It is a reality that many individuals who struggle with mental illness will self-medicate with alcohol or drugs. It’s also a sobering truth that many otherwise healthy individuals who fall into addiction eventually acquire mental illness.

The Link Between Addiction And Mental Health Issues

Recognizing Co-Occurring Disorders When Treating AddictionThe link between addiction and mental illness is undisputedly strong.

In fact, it’s estimated that around 50 percent of all individuals who have one or more mental health conditions also suffer from drug and/or alcohol abuse.

Some disorders are particularly common in those who suffer from addiction. These include depression, social anxiety disorder, and bipolar disorder.

However, it is also seen in many patients who suffer from post-traumatic stress disorder, antisocial personality disorder, and even schizotypal personality disorder.

The Importance Of Recognizing Co-Occurring Disorders When Treating Addiction

Because there is such a strong connection between addiction and mental health problems, effective addiction treatment must also include identification of any underlying mental health conditions, as well as specific treatment for them.

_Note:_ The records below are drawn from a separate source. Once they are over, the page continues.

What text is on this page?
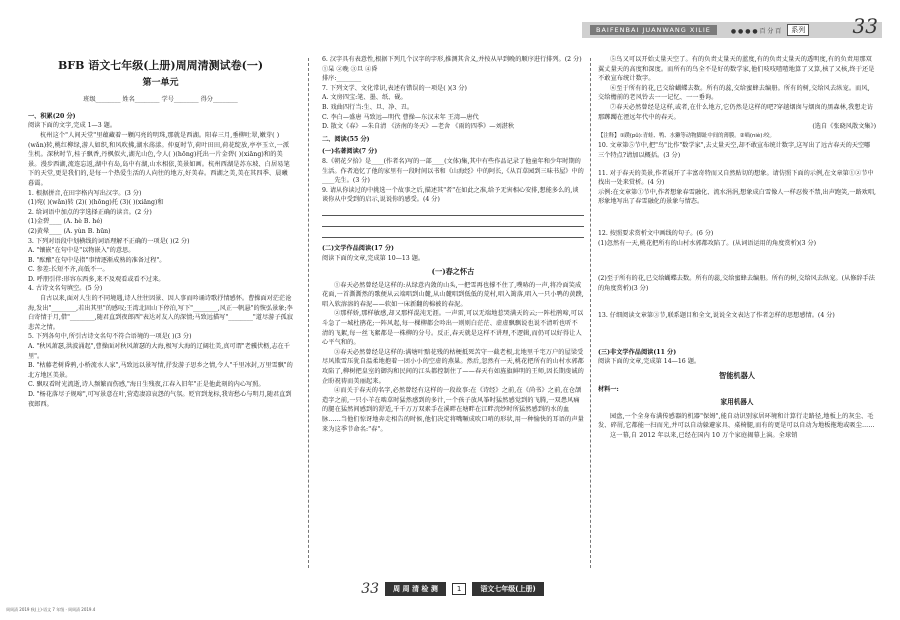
BAIFENBAI JUANWANG XILIE	● ● ● ● 百 分 百	系列 33
BFB 语文七年级(上册)周周清测试卷(一)
第一单元
班级________ 姓名________ 学号________ 得分________
一、积累(20 分)
阅读下面的文字,完成 1—3 题。
杭州这个"人间天堂"里蕴藏着一颗闪亮的明珠,那就是西湖。阳春三月,垂柳吐翠,嫩芽( )(wǎn)转,桃红柳绿,游人如织,和风吹拂,湖水荡漾。仲夏时节,荷叶田田,荷花绽放,亭亭玉立,一派生机。深秋时节,桂子飘香,丹枫似火,湖光山色,令人( )(hōng)托出一片金碧( )(xiāng)和的美景。漫步西湖,流连忘返,湖中有岛,岛中有湖,山水相依,美景如画。杭州西湖是苏东坡、白居易笔下的天堂,更是我们的,是每一个热爱生活的人向往的地方,好美春。西湖之美,美在其四季、晨曦暮霭。
1. 根据拼音,在田字格内写出汉字。(3 分)
(1)宛( )(wǎn)转 (2)( )(hōng)托 (3)( )(xiāng)和
2. 给词语中加点的字选择正确的读音。(2 分)
(1)金碧____ (A. hè B. hé)
(2)黄晕____ (A. yùn B. hūn)
3. 下列对语段中划横线的词语理解不正确的一项是( )(2 分)
A. "镶嵌"在句中是"以物嵌入"的意思。
B. "酝酿"在句中是指"事情逐渐成熟的准备过程"。
C. 参差:长短不齐,高低不一。
D. 呼朋引伴:形容东西多,来不及观看或看不过来。
4. 古诗文名句填空。(5 分)
自古以来,面对人生的不同境遇,诗人往往因景、因人事而吟诵诗歌抒情感怀。曹操面对茫茫沧海,发出"________,若出其里"的感叹;王湾北固山下停泊,写下"________,风正一帆悬"的恢弘景象;李白寄情于月,借"________,随君直到夜郎西"表达对友人的深情;马致远描写"________"道尽游子孤寂悲苦之情。
5. 下列各句中,所引古诗文名句不符合语境的一项是( )(3 分)
A. "秋风萧瑟,洪波涌起",曹操面对秋风萧瑟的大海,极写大海的辽阔壮美,真可谓"老骥伏枥,志在千里"。
B. "枯藤老树昏鸦,小桥流水人家",马致远以景写情,抒发游子思乡之情,令人"千里冰封,万里雪飘"的北方地区美景。
C. 飘叹看时光流逝,诗人频繁而伤感,"海日生残夜,江春入旧年"正是他此刻的内心写照。
D. "杨花落尽子规啼",可写景意在叶,营造凄凉哀怨的气氛。贬官到龙标,我寄愁心与明月,随君直到夜郎西。
6. 汉字具有表意性,根据下列几个汉字的字形,推测其含义,并按从早到晚的顺序进行排列。(2 分)
①杲 ②晚 ③旦 ④昏
排序:________
7. 下列文学、文化常识,表述有错误的一项是( )(3 分)
A. 文房四宝:笔、墨、纸、砚。
B. 戏曲四行当:生、旦、净、丑。
C. 李白—盛唐 马致远—明代 曹操—东汉末年 王湾—唐代
D. 散文《春》—朱自清 《济南的冬天》—老舍 《雨的四季》—刘湛秋
二、阅读(55 分)
(一)名著阅读(7 分)
8.《朝花夕拾》是____(作者名)写的一部____(文体)集,其中有些作品记录了他童年和少年时期的生活。作者追忆了他的家里有一段时间以书和《山海经》中的阿长,《从百草园到三味书屋》中的____先生。(3 分)
9. 请从你读过的中挑选一个故事之后,描述其"者"在如此之准,给予无害相心安排,想能多么的,谈谈你从中受到的启示,说说你的感受。(4 分)
(二)文学作品阅读(17 分)
阅读下面的文章,完成第 10—13 题。
(一)春之怀古
①春天必然曾经是这样的:从绿意内敛的山头,一把雪再也撑不住了,噗哧的一声,将冷面笑成花面,一首澌澌然的歌便从云端唱到山麓,从山麓唱到低低的荒村,唱入篱落,唱入一只小鸭的黄蹼,唱入软溶溶的春泥——软如一床新翻的棉被的春泥。
②那样娇,那样敏感,却又那样混沌无涯。一声雷,可以无端地惹哭满天的云;一阵杜鹃啼,可以斗急了一城杜鹃花;一阵风起,每一棵柳都会吟出一则则白茫茫、虚虚飘飘说也说不清听也听不清的飞絮,每一丝飞絮都是一株柳的分号。反正,春天就是这样不讲理,不逻辑,而仍可以好得让人心平气和的。
③春天必然曾经是这样的:满塘叶黯花残的枯梗抵死苦守一截老根,北地里千宅万户的屋梁受尽风欺雪压犹自温柔地抱着一团小小的空虚的燕巢。然后,忽然有一天,桃花把所有的山村水郭都攻陷了,柳树把皇室的御沟和民间的江头都控制住了——春天有如旌旗鲜明的王师,因长期虔诚的企盼祝祷而美丽起来。
④而关于春天的名字,必然曾经有这样的一段故事:在《诗经》之前,在《尚书》之前,在仓颉造字之前,一只小羊在啮草时猛然感到的多汁,一个孩子放风筝时猛然感觉到的飞腾,一双患风痛的腿在猛然间感到的舒适,千千万万双素手在溪畔在塘畔在江畔浣纱时所猛然感到的水的血脉……当他们惊讶地奔走相告的时候,他们决定将嘴噘成吹口哨的形状,用一种愉快的耳语的声量来为这季节命名:"春"。
⑤鸟又可以开始丈量天空了。有的负责丈量天的蓝度,有的负责丈量天的透明度,有的负责用那双翼丈量天的高度和深度。而所有的鸟全不是好的数学家,他们吱吱喳喳地算了又算,核了又核,终于还是不敢宣布统计数字。
⑥至于所有的花,已交给蝴蝶去数。所有的蕊,交给蜜蜂去编册。所有的树,交给风去纵宠。而风,交给檐前的老风铃去一一记忆、一一垂询。
⑦春天必然曾经是这样,或者,在什么地方,它仍然是这样的吧?穿越烟囱与烟囱的黑森林,我想走访那踯躅在湮远年代中的春天。
(选自《张晓风散文集》)
【注释】①蹼(pǔ):青蛙、鸭、水獭等动物脚趾中间的薄膜。②啮(niè):咬。
10. 文章第⑤节中,把"鸟"比作"数学家",去丈量天空,却不敢宣布统计数字,这写出了远古春天的天空哪三个特点?请加以概括。(3 分)
11. 对于春天的美景,作者展开了丰富奇特而又自然贴切的想象。请仿照下面的示例,在文章第①②节中找出一处来赏析。(4 分)
示例:在文章第①节中,作者想象春雪融化、流水涓涓,想象成白雪像人一样忍俊不禁,出声跑笑,一路欢唱,形象地写出了春雪融化的景象与情态。
12. 按照要求赏析文中画线的句子。(6 分)
(1)忽然有一天,桃花把所有的山村水郭都攻陷了。(从词语运用的角度赏析)(3 分)
(2)至于所有的花,已交给蝴蝶去数。所有的蕊,交给蜜蜂去编册。所有的树,交给风去纵宠。(从修辞手法的角度赏析)(3 分)
13. 仔细阅读文章第③节,联系题目和全文,说说全文表达了作者怎样的思想感情。(4 分)
(三)非文学作品阅读(11 分)
阅读下面的文章,完成第 14—16 题。
智能机器人
材料一:
家用机器人
园盘,一个全身布满传感器的机器"保姆",能自动识别家居环境和计算行走路径,地板上的灰尘、毛发、碎屑,它都能一扫而光,并可以自动躲避家具、桌椅腿,而有的更是可以自动为地板拖地或吸尘……
这一幕,自 2012 年以来,已经在国内 10 万个家庭揭幕上演。全球销
33	周 周 清 检 测	1	语文七年级(上册)
周周清 2019 秋(上)·语文 7 年级 · 周周清 2019.4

Recognizing and treating mental illness is vital to allow the individual healing and a more complete recovery from both the addiction and any mental health or traumatic causes or triggers.

Getting Help For Co-Occurring Disorders

Often, it’s the addiction that leads to an individual with co-occurring disorders to get help. Unfortunately, most of these individuals will find themselves in treatment programs that do little or nothing to address mental health problems. Significant research has shown that the chance of relapse is very high for those with co-occurring disorders who do not get combined treatment for addiction and mental illness. However, co-occurring disorders treatment can help those suffering from addiction and mental illness.

Getting real, lasting help requires stopping the cycle of self-medication. Only receiving treatment for both the addiction and related or underlying mental health conditions can truly address the self-propelling cycle of co-occurring disorders. An integrated approach to treatment is needed that includes detoxification, therapy, education, relapse prevention, and more.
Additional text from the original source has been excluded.